Bochum. Ein Handbuch mit Marketingvorschlägen zur Bochumer Selbstdarstellung rund um die Kulturhauptstadt 2010 liegt der Stadt seit über einem Jahr vor – genutzt wurde es nicht.

Ein Jahr lang wird die Metropole Ruhr ab Januar 2010 im Mittelpunkt des Interesses stehen – die Kulturhauptstadt ruft. Es sind noch genau drei Monate bis zum Start, was manchen schon mal auf den Gedanken bringt, sich für das ein oder andere (mögliche) Highlight/Event zu interessieren. Wie bereits berichtet, ist das schwieriger, als man annimmt. Die Informationen rund um die Ruhr 2010 sind spärlich und man muss sie sich bisweilen an vielen Stellen zusammensuchen – auf der Homepage der Stadt Bochum, auf der Webseite der Ruhr 2010 auf den kommunalen Marketing-Annoncierungen zwischen Moers und Unna.

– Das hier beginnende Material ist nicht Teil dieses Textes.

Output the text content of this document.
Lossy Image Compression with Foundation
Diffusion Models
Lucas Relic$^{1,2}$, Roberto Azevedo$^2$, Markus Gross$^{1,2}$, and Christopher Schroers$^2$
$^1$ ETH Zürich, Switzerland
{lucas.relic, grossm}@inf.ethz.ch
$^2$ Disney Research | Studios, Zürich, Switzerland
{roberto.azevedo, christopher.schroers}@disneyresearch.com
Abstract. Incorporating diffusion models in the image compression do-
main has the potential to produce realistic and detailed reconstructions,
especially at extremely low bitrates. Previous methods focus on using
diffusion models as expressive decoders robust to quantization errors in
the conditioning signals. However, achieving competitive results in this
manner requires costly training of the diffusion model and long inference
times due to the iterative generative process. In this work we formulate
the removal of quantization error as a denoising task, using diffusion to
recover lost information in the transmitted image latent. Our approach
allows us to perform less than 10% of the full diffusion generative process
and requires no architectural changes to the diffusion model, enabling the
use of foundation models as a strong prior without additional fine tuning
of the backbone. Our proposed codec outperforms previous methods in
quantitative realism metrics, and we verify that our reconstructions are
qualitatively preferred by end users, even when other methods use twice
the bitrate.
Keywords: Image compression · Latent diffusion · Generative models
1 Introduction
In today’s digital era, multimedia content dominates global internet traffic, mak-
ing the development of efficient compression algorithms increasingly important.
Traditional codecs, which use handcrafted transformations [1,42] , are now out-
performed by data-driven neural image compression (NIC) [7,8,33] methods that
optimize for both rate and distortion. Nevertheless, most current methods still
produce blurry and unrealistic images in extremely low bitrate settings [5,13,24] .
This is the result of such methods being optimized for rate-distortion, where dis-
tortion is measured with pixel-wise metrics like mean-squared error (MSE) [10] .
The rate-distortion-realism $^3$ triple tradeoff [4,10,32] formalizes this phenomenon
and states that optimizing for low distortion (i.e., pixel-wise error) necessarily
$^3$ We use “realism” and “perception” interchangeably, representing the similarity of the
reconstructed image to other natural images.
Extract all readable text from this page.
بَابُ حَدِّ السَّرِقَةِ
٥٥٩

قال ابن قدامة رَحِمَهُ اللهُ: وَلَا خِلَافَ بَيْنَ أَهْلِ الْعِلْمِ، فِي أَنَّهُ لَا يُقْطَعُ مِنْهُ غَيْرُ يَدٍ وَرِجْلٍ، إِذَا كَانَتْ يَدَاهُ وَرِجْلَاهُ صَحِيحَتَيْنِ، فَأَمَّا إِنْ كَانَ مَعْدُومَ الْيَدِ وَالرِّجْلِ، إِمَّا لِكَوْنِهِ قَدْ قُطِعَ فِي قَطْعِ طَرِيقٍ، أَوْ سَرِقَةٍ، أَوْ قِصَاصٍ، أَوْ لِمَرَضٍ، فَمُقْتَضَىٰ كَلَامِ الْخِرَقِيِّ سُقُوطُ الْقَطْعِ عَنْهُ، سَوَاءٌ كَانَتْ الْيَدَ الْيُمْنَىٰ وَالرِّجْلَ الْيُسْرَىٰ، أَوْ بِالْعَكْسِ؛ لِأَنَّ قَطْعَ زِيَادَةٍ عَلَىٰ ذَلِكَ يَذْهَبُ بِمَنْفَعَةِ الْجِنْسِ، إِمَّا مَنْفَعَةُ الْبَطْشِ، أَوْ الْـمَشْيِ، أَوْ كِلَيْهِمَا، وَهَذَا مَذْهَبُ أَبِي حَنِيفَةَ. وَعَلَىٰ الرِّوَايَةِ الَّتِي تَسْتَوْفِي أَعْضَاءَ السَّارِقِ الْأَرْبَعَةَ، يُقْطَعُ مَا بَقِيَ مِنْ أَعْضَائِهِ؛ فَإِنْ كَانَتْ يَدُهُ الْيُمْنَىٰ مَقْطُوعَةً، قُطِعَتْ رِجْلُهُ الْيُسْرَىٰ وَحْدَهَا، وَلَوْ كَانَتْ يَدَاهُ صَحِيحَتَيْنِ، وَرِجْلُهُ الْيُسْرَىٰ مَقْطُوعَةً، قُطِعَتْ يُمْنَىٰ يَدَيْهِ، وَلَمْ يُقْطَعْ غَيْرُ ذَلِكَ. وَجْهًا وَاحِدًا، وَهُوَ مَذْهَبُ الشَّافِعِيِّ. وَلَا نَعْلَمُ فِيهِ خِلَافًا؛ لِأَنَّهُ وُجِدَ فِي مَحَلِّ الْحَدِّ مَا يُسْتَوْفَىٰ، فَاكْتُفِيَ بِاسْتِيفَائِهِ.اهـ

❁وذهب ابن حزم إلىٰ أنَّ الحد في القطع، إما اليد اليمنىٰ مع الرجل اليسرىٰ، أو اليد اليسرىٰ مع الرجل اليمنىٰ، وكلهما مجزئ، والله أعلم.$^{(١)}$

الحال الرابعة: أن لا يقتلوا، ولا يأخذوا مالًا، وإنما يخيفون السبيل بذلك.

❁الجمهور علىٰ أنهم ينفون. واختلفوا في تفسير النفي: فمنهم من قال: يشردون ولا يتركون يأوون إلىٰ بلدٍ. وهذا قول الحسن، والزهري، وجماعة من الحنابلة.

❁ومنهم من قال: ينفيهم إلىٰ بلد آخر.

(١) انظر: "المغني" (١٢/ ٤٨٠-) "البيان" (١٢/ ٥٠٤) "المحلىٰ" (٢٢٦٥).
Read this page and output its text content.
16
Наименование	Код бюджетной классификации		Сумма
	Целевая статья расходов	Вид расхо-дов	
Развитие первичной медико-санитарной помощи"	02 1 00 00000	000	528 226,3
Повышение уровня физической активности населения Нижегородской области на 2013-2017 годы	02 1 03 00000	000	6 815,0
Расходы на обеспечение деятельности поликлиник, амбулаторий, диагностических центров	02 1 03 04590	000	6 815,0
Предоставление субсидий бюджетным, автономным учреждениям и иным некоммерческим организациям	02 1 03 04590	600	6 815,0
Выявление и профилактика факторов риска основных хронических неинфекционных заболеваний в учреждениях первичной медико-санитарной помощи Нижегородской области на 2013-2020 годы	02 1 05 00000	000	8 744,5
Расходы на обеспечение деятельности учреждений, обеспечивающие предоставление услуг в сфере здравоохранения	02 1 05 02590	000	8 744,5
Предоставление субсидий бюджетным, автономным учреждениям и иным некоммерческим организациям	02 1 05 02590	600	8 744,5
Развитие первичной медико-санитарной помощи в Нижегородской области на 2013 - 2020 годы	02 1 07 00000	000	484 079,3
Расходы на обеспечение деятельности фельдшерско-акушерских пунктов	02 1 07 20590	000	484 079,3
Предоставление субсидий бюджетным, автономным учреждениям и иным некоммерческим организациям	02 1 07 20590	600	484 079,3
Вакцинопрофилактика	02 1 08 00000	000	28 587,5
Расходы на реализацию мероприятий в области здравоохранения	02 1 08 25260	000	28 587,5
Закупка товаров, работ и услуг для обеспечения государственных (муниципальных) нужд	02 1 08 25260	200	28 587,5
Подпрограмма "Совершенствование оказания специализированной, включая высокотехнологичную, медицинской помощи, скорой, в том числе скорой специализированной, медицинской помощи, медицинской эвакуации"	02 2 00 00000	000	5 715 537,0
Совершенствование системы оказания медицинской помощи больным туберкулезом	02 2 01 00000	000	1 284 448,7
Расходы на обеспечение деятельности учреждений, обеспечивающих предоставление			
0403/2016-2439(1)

Was Bochum angeht, ist die Nachrichtenlage ärmlich. http://www.bochum.de/ bringt lediglich einen Absichtskatalog, kaum weiterführende Infos. Auch im Stadtbild weist nichts auf das kommende Ereignis hin, keine Fahnen, keine Werbebanden, keine Flyer oder mal ein Großplakat.

Keine Plakate

„Man könnte denken, die Stadt hat die strategische Herausforderung und das Vermarktungspotenzial, das in der Kulturhauptstadt steckt, überhaupt nicht erkannt”, so ein Bochumer Werbe-Experte, der ungenannt bleiben will.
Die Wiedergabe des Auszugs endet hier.